Welcome to another year of the Blog.
Anne and I wound up at the Majestic Hotel right in the middle of our old neighborhood, and then we rang in the New Year at a (relatively) new bar on Clark Street, whose name escapes me. Lots of fun. Forgot the Champagne, though.
New Year's Resolution: 1024 x 768 (I'm using my laptop).
Complaints about the weather: None from me. It's 4°C (40°F) right now, which for a Chicago New Year's Day is delightfully warm. However, this guy that I saw on the way home from the El this morning would probably disagree:
Silliest news story of the day: Yesterday, a pack of chihuahuas attacked a cop in Fremont, Calif. The police officer received bite wounds to the ankle. No word on how far the chihuahuas got punted.

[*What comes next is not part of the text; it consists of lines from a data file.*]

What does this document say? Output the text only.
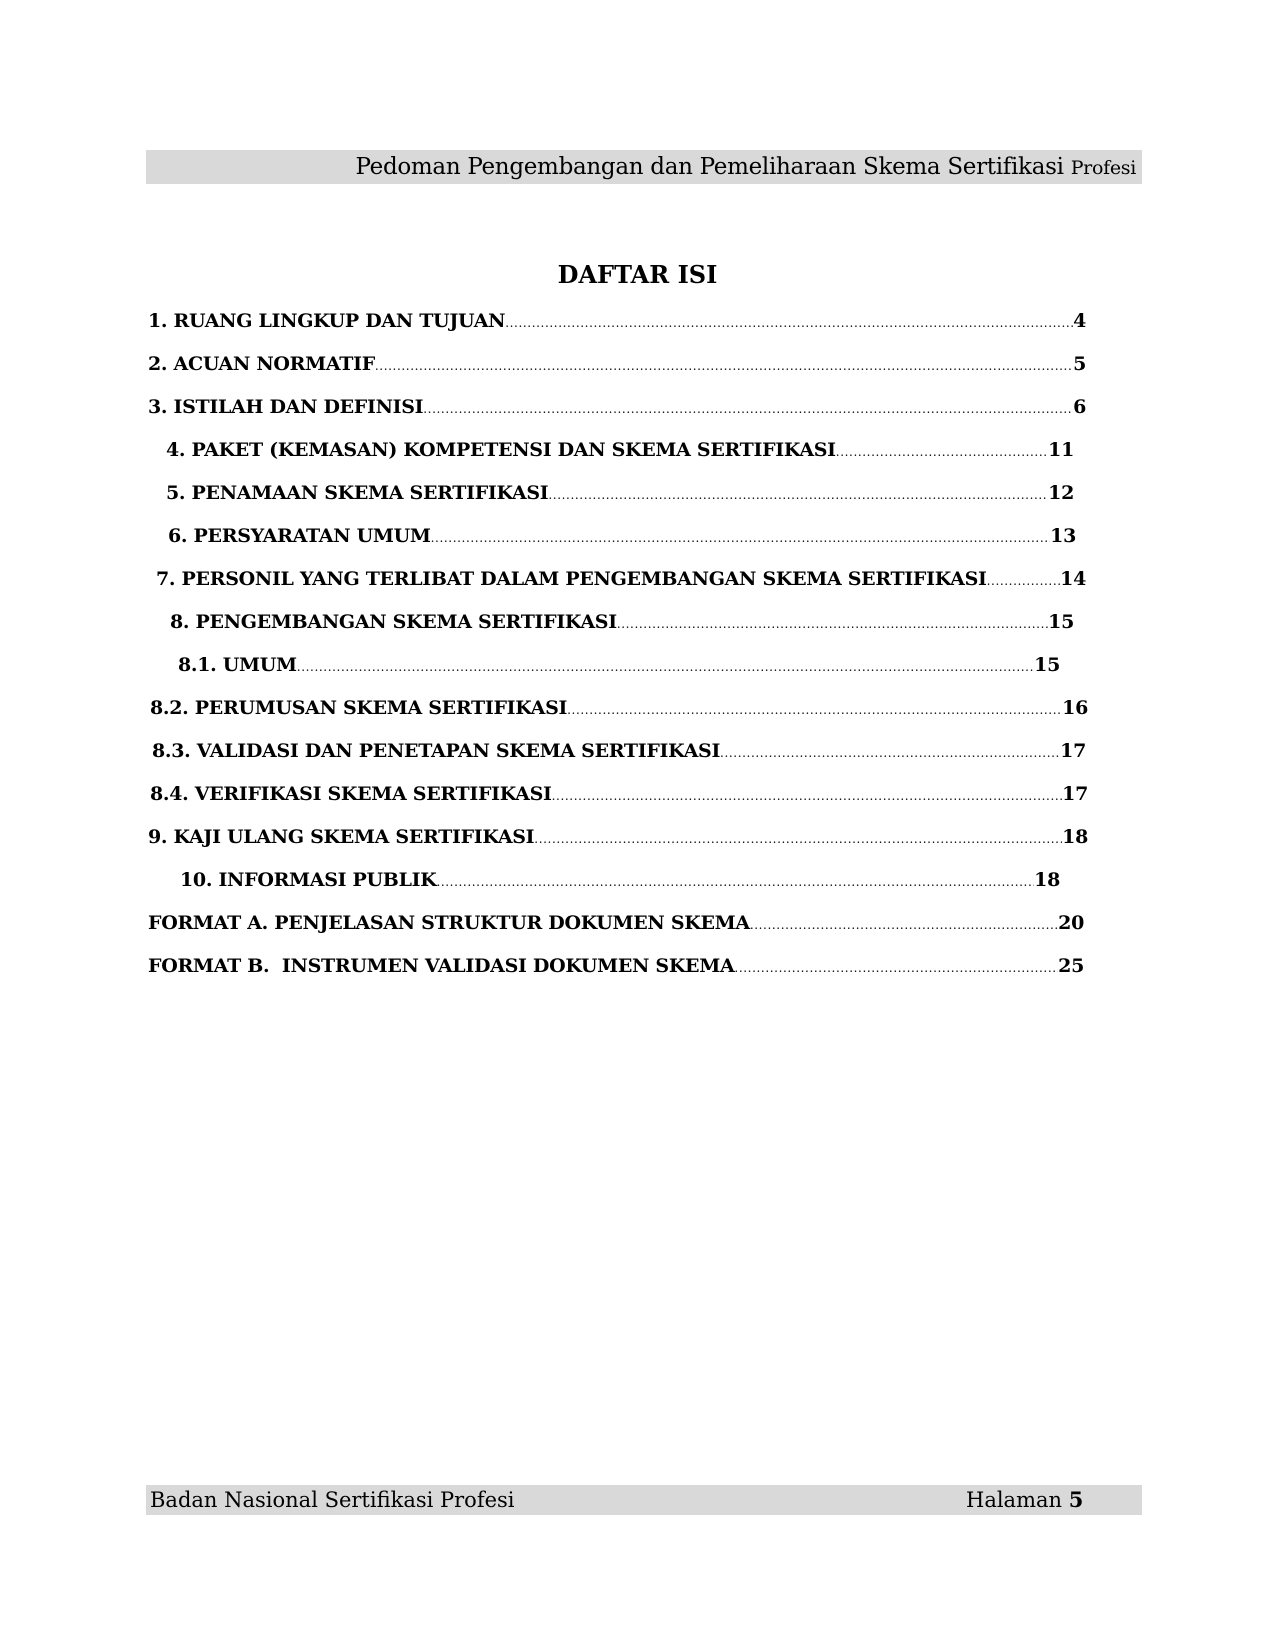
Pedoman Pengembangan dan Pemeliharaan Skema Sertifikasi Profesi
DAFTAR ISI
1. RUANG LINGKUP DAN TUJUAN .....	4
2. ACUAN NORMATIF .....	5
3. ISTILAH DAN DEFINISI .....	6
4. PAKET (KEMASAN) KOMPETENSI DAN SKEMA SERTIFIKASI .....	11
5. PENAMAAN SKEMA SERTIFIKASI .....	12
6. PERSYARATAN UMUM .....	13
7. PERSONIL YANG TERLIBAT DALAM PENGEMBANGAN SKEMA SERTIFIKASI .....	14
8. PENGEMBANGAN SKEMA SERTIFIKASI .....	15
8.1. UMUM .....	15
8.2. PERUMUSAN SKEMA SERTIFIKASI .....	16
8.3. VALIDASI DAN PENETAPAN SKEMA SERTIFIKASI .....	17
8.4. VERIFIKASI SKEMA SERTIFIKASI .....	17
9. KAJI ULANG SKEMA SERTIFIKASI .....	18
10. INFORMASI PUBLIK .....	18
FORMAT A. PENJELASAN STRUKTUR DOKUMEN SKEMA .....	20
FORMAT B.  INSTRUMEN VALIDASI DOKUMEN SKEMA .....	25
Badan Nasional Sertifikasi Profesi	Halaman 5
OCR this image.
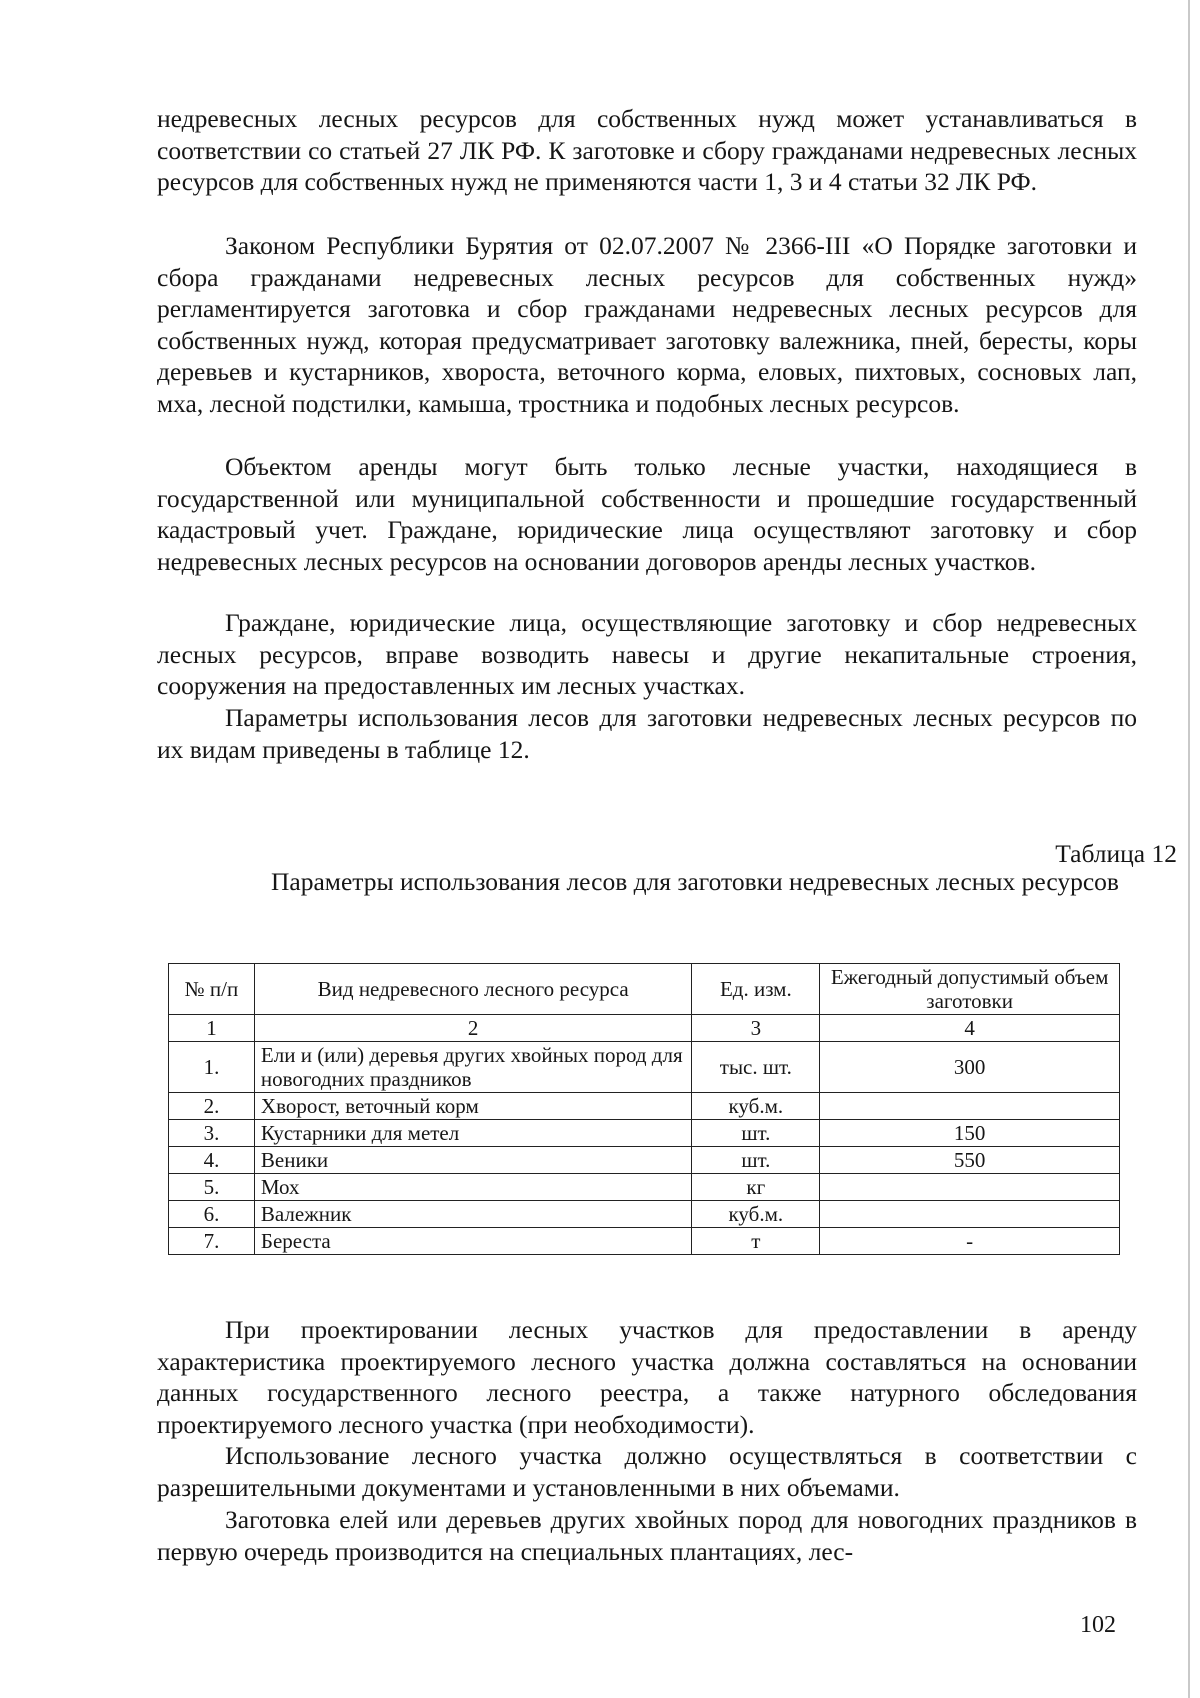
недревесных лесных ресурсов для собственных нужд может устанавливаться в соответствии со статьей 27 ЛК РФ. К заготовке и сбору гражданами недревесных лесных ресурсов для собственных нужд не применяются части 1, 3 и 4 статьи 32 ЛК РФ.

Законом Республики Бурятия от 02.07.2007 № 2366-III «О Порядке заготовки и сбора гражданами недревесных лесных ресурсов для собственных нужд» регламентируется заготовка и сбор гражданами недревесных лесных ресурсов для собственных нужд, которая предусматривает заготовку валежника, пней, бересты, коры деревьев и кустарников, хвороста, веточного корма, еловых, пихтовых, сосновых лап, мха, лесной подстилки, камыша, тростника и подобных лесных ресурсов.

Объектом аренды могут быть только лесные участки, находящиеся в государственной или муниципальной собственности и прошедшие государственный кадастровый учет. Граждане, юридические лица осуществляют заготовку и сбор недревесных лесных ресурсов на основании договоров аренды лесных участков.

Граждане, юридические лица, осуществляющие заготовку и сбор недревесных лесных ресурсов, вправе возводить навесы и другие некапитальные строения, сооружения на предоставленных им лесных участках.

Параметры использования лесов для заготовки недревесных лесных ресурсов по их видам приведены в таблице 12.

Таблица 12
Параметры использования лесов для заготовки недревесных лесных ресурсов
№ п/п	Вид недревесного лесного ресурса	Ед. изм.	Ежегодный допустимый объем заготовки
1	2	3	4
1.	Ели и (или) деревья других хвойных пород для новогодних праздников	тыс. шт.	300
2.	Хворост, веточный корм	куб.м.	
3.	Кустарники для метел	шт.	150
4.	Веники	шт.	550
5.	Мох	кг	
6.	Валежник	куб.м.	
7.	Береста	т	-

При проектировании лесных участков для предоставлении в аренду характеристика проектируемого лесного участка должна составляться на основании данных государственного лесного реестра, а также натурного обследования проектируемого лесного участка (при необходимости).

Использование лесного участка должно осуществляться в соответствии с разрешительными документами и установленными в них объемами.

Заготовка елей или деревьев других хвойных пород для новогодних праздников в первую очередь производится на специальных плантациях, лес-

102
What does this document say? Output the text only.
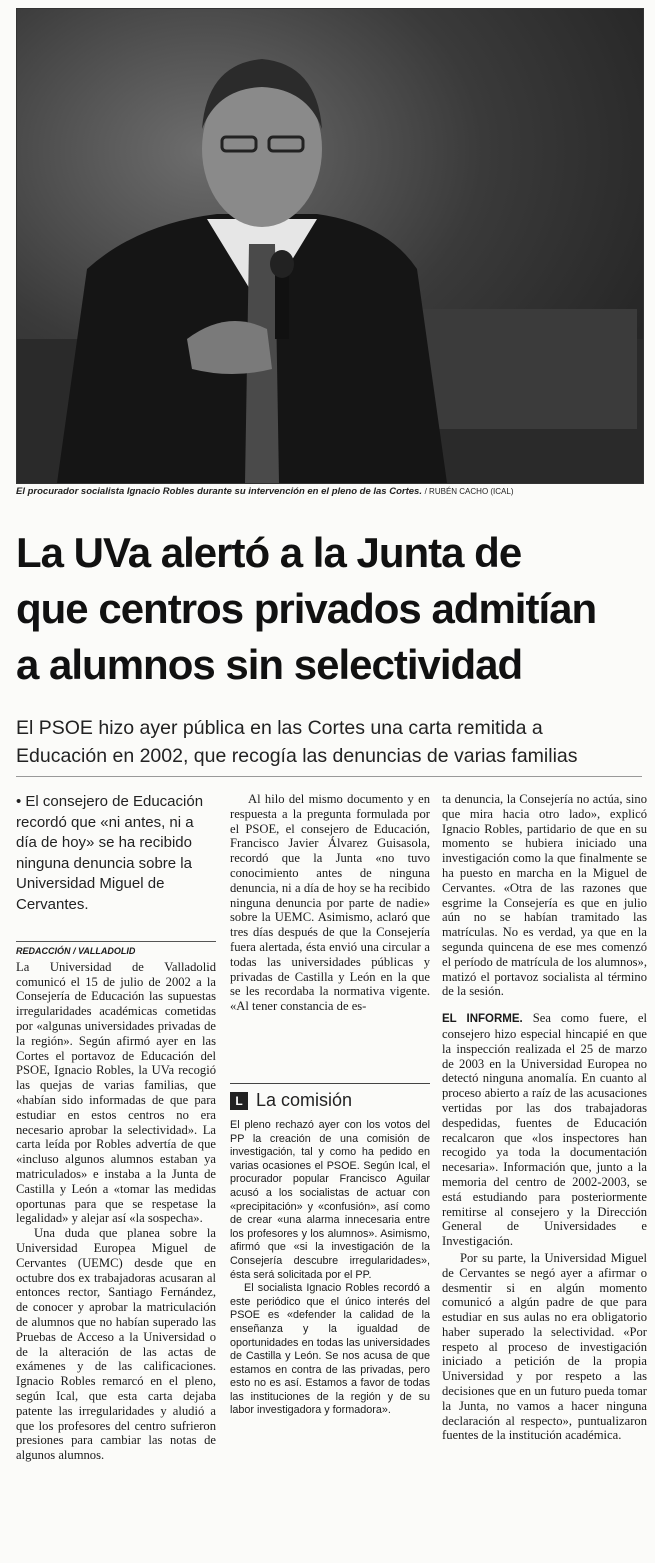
El procurador socialista Ignacio Robles durante su intervención en el pleno de las Cortes. / RUBÉN CACHO (ICAL)
La UVa alertó a la Junta de
que centros privados admitían
a alumnos sin selectividad
El PSOE hizo ayer pública en las Cortes una carta remitida a
Educación en 2002, que recogía las denuncias de varias familias
• El consejero de Educación recordó que «ni antes, ni a día de hoy» se ha recibido ninguna denuncia sobre la Universidad Miguel de Cervantes.
REDACCIÓN / VALLADOLID

La Universidad de Valladolid comunicó el 15 de julio de 2002 a la Consejería de Educación las supuestas irregularidades académicas cometidas por «algunas universidades privadas de la región». Según afirmó ayer en las Cortes el portavoz de Educación del PSOE, Ignacio Robles, la UVa recogió las quejas de varias familias, que «habían sido informadas de que para estudiar en estos centros no era necesario aprobar la selectividad». La carta leída por Robles advertía de que «incluso algunos alumnos estaban ya matriculados» e instaba a la Junta de Castilla y León a «tomar las medidas oportunas para que se respetase la legalidad» y alejar así «la sospecha».

Una duda que planea sobre la Universidad Europea Miguel de Cervantes (UEMC) desde que en octubre dos ex trabajadoras acusaran al entonces rector, Santiago Fernández, de conocer y aprobar la matriculación de alumnos que no habían superado las Pruebas de Acceso a la Universidad o de la alteración de las actas de exámenes y de las calificaciones. Ignacio Robles remarcó en el pleno, según Ical, que esta carta dejaba patente las irregularidades y aludió a que los profesores del centro sufrieron presiones para cambiar las notas de algunos alumnos.

Al hilo del mismo documento y en respuesta a la pregunta formulada por el PSOE, el consejero de Educación, Francisco Javier Álvarez Guisasola, recordó que la Junta «no tuvo conocimiento antes de ninguna denuncia, ni a día de hoy se ha recibido ninguna denuncia por parte de nadie» sobre la UEMC. Asimismo, aclaró que tres días después de que la Consejería fuera alertada, ésta envió una circular a todas las universidades públicas y privadas de Castilla y León en la que se les recordaba la normativa vigente. «Al tener constancia de es-

L La comisión

El pleno rechazó ayer con los votos del PP la creación de una comisión de investigación, tal y como ha pedido en varias ocasiones el PSOE. Según Ical, el procurador popular Francisco Aguilar acusó a los socialistas de actuar con «precipitación» y «confusión», así como de crear «una alarma innecesaria entre los profesores y los alumnos». Asimismo, afirmó que «si la investigación de la Consejería descubre irregularidades», ésta será solicitada por el PP.

El socialista Ignacio Robles recordó a este periódico que el único interés del PSOE es «defender la calidad de la enseñanza y la igualdad de oportunidades en todas las universidades de Castilla y León. Se nos acusa de que estamos en contra de las privadas, pero esto no es así. Estamos a favor de todas las instituciones de la región y de su labor investigadora y formadora».

ta denuncia, la Consejería no actúa, sino que mira hacia otro lado», explicó Ignacio Robles, partidario de que en su momento se hubiera iniciado una investigación como la que finalmente se ha puesto en marcha en la Miguel de Cervantes. «Otra de las razones que esgrime la Consejería es que en julio aún no se habían tramitado las matrículas. No es verdad, ya que en la segunda quincena de ese mes comenzó el período de matrícula de los alumnos», matizó el portavoz socialista al término de la sesión.

EL INFORME. Sea como fuere, el consejero hizo especial hincapié en que la inspección realizada el 25 de marzo de 2003 en la Universidad Europea no detectó ninguna anomalía. En cuanto al proceso abierto a raíz de las acusaciones vertidas por las dos trabajadoras despedidas, fuentes de Educación recalcaron que «los inspectores han recogido ya toda la documentación necesaria». Información que, junto a la memoria del centro de 2002-2003, se está estudiando para posteriormente remitirse al consejero y la Dirección General de Universidades e Investigación.

Por su parte, la Universidad Miguel de Cervantes se negó ayer a afirmar o desmentir si en algún momento comunicó a algún padre de que para estudiar en sus aulas no era obligatorio haber superado la selectividad. «Por respeto al proceso de investigación iniciado a petición de la propia Universidad y por respeto a las decisiones que en un futuro pueda tomar la Junta, no vamos a hacer ninguna declaración al respecto», puntualizaron fuentes de la institución académica.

Don't forget, the holidays aren't over yet. Tonight is the last night of Chanukkah. Sunset in Chicago tonight is at 4:31pm; you can use the Weather Now calculator to find your city's sunset time. Check back later for a photo of the world's ugliest menorah in full bloom.
Another good article from the Tribune: Barbara Botman writes about New Orleans at New Year's. I recommend it.
For my last post of the year, I'd like to announce that the Inner Drive Technology Comprehensive Testing Facility is now complete, except for the Lab Cam, which should arrive from Logitech in about two weeks. (The dead one is visible in the upper-left corner of the photo below.)
Inner Drive's World Headquarters is now ready to face whatever challenges we may in 2006. Happy new year, everyone!
I'm not the only one suffering techno-poltergeists this week. Anne just got this message from Google:
Lockdown in sector 4!
Our system indicates unusual usage of your account. In order to protect Gmail users from potentially harmful use of Gmail, this account has been disabled for up to 24 hours.
Googleing the email found that Google's own tools can trigger this lockout.
Did anyone notice the theme of all the technical issues we've had lately? An SBC router crashed, a Webcam fried, a voice-mail account deleted? They all have something in common, something my Wills professor would call "the Omnibus Explanation:" "The Omnibus Explanation, the thing that explains what logic and rational thought cannot, is stupidity."